Mir ging beim Sehen beider Versionen ein Licht auf: In vielen Filmkritiken plädiere ich dafür, eine Verbundenheit vom Zuschauer zu den Figuren herzustellen. Die schönsten Bilder helfen nicht weiter, wenn man nicht nachvollziehen kann, was die Protagonisten fühlen. Drehbuchautor Michael Blake, der hier die Drehbuchadaption zu seinem eigenen Roman schrieb, ist dies perfekt gelungen. Er und Kevin Costner bedienen sich zusätzlich einem Wechselspiel von Licht und Dunkelheit in der Tonalität der Handlung. Es gibt schöne Momente voller Naturverbundenheit, Liebe und Freundschaft. Diese werden aber immer wieder durch Gefahr, Gier oder Hass unterbrochen. So spielt uns das Leben, jeder kennt es, es gibt gute und schlechte Momente. Die Schlechten braucht man, um sich der Guten bewusst zu werden. Als Cinephiler und Hobby-Filmwissenschaftler kommen manche Szenen etwas zu simpel gestrickt daher, aber Himmel noch eins, es funktioniert.
Die Produktion
Kevin Costner hat zusammen mit seinem Produzenten Jim Wilson etwas Einzigartiges geschaffen. Nicht nur künstlerisch, sondern auch wirtschaftlich. Dem gerade einmal 35 Jahre alte Kevin Costner gelang es, Blake für ein Drehbuch zu begeistern und Jim Wilson kratzte spärliche 15 Millionen Dollar Budget für dieses Epos zusammen. Um Kosten zu sparen, führte Costner Regie, spielte die Hauptrolle und produzierte zusammen mit Wilson. Was an sich schon eine Wahnsinnsleistung ist, wurde durch den Wunsch in der Natur zu drehen weiter verstärkt – selbst die Innenaufnahmen sind vor Ort gedreht worden. Mit einer Vielzahl von Laien-Schauspielern zu arbeiten, machte das Unterfangen nicht leichter. Es wurde zu einem Herzensprojekt und am Ende zu einem Familienunternehmen voller neuer Freundschaften.
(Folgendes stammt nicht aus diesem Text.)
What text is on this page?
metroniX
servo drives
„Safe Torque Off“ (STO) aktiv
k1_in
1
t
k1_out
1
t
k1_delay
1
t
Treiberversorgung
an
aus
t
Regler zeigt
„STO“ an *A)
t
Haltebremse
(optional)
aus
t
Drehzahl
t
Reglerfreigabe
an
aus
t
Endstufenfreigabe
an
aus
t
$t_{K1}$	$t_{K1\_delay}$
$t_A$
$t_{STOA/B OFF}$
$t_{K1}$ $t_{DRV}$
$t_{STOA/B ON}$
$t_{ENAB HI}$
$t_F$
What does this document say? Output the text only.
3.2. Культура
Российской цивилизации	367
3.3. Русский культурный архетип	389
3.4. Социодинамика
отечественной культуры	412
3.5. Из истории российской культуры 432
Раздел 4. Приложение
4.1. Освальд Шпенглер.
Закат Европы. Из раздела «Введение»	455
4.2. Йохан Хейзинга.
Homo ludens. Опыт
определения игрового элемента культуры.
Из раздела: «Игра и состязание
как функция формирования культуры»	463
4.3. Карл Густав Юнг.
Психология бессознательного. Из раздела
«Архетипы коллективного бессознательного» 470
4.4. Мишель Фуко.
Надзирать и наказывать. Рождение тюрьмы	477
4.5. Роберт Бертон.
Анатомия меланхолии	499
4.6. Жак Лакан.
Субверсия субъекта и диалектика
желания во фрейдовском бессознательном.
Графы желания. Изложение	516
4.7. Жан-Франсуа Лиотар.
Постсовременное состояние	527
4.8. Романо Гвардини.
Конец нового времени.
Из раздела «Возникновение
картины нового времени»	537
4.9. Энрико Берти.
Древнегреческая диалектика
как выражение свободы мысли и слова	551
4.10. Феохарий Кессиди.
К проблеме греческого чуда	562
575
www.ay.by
Costners Frau und seine Kinder spielen beispielsweise in der Rückblende von Steht mit einer Faust mit, sein Vater lässt sich bei der Bürgerkriegs-Schlacht in „den Kopf schießen“ und selbst der Drehbuchautor bekommt eine kleine Rolle. Die Dreharbeiten mit bis zu 400 Pferden und die kurze Drehzeit bei Sonnenaufgang oder -untergang, um perfektes Licht zu bekommen, schränken den Drehplan ein. Außerdem wurde mit zwei echten Wölfen gedreht, was extrem schwierig ist und wie Kevin Costner im Audiokommentar so treffend sagt: „Es hat mich die Hälfte meiner Lebenszeit gekostet mit diesen Wölfen zu drehen“. Die Drehtage beliefen sich am Ende auf 106 volle Arbeitstage. Diese Hingabe sieht man bei jedem Bild. Die echten Wildtierkadaver, die Costner aus dem Wasserloch zieht, das Lagerfeuer voller Asche, welches schon seit Stunden brennt und der echte Schnee zum Filmende sind nur einige Beispiele. Die viele Arbeit zahlte sich aus. DER MIT DEM WOLF TANZT erhielt sieben Oscars und spielte sein Ausgaben um ein Vielfaches wieder ein. Besonders schön ist, dass im Jahr 1991 der Film die deutschen Kinocharts mit 6,7 Millionen Zuschauern anführte.
Naturromantik
Für mich ist der Film vor allem eine utopische Darstellung des Lebens in der Natur und ich meine das nicht im negativen Sinne, sondern im erstrebenswerten. Sicherlich manches ist stark überzeichnet – es regnet zum Beispiel so gut wie nie im Film, außer zur dramatischen Verstärkung. Aber diese Panoramabilder schüren den Wunsch durch die menschenleere Weite im Herzen Nordamerikas zu streifen, was leider im 21. Jahrhundert unmöglich geworden ist. DER MIT DEM WOLF TANZT vermittelt viel durch seine Bilder und weniger durch seinen Dialog. Die wenigen gesprochenen Worte bekommen so noch mehr Bedeutung und schaffen es sogar, den schönsten Sonnenuntergang im Hintergrund verblassen zu lassen. Die viele Anspielungen auf Umweltverschmutzung, die menschliche Gier nach Überfluss – deutlich im Töten der Büffel nur wegen ihres Fells in Szene gesetzt – lässt diesen knapp 30 Jahre alten Film buddhistische Weisheiten ins Heute verströmen.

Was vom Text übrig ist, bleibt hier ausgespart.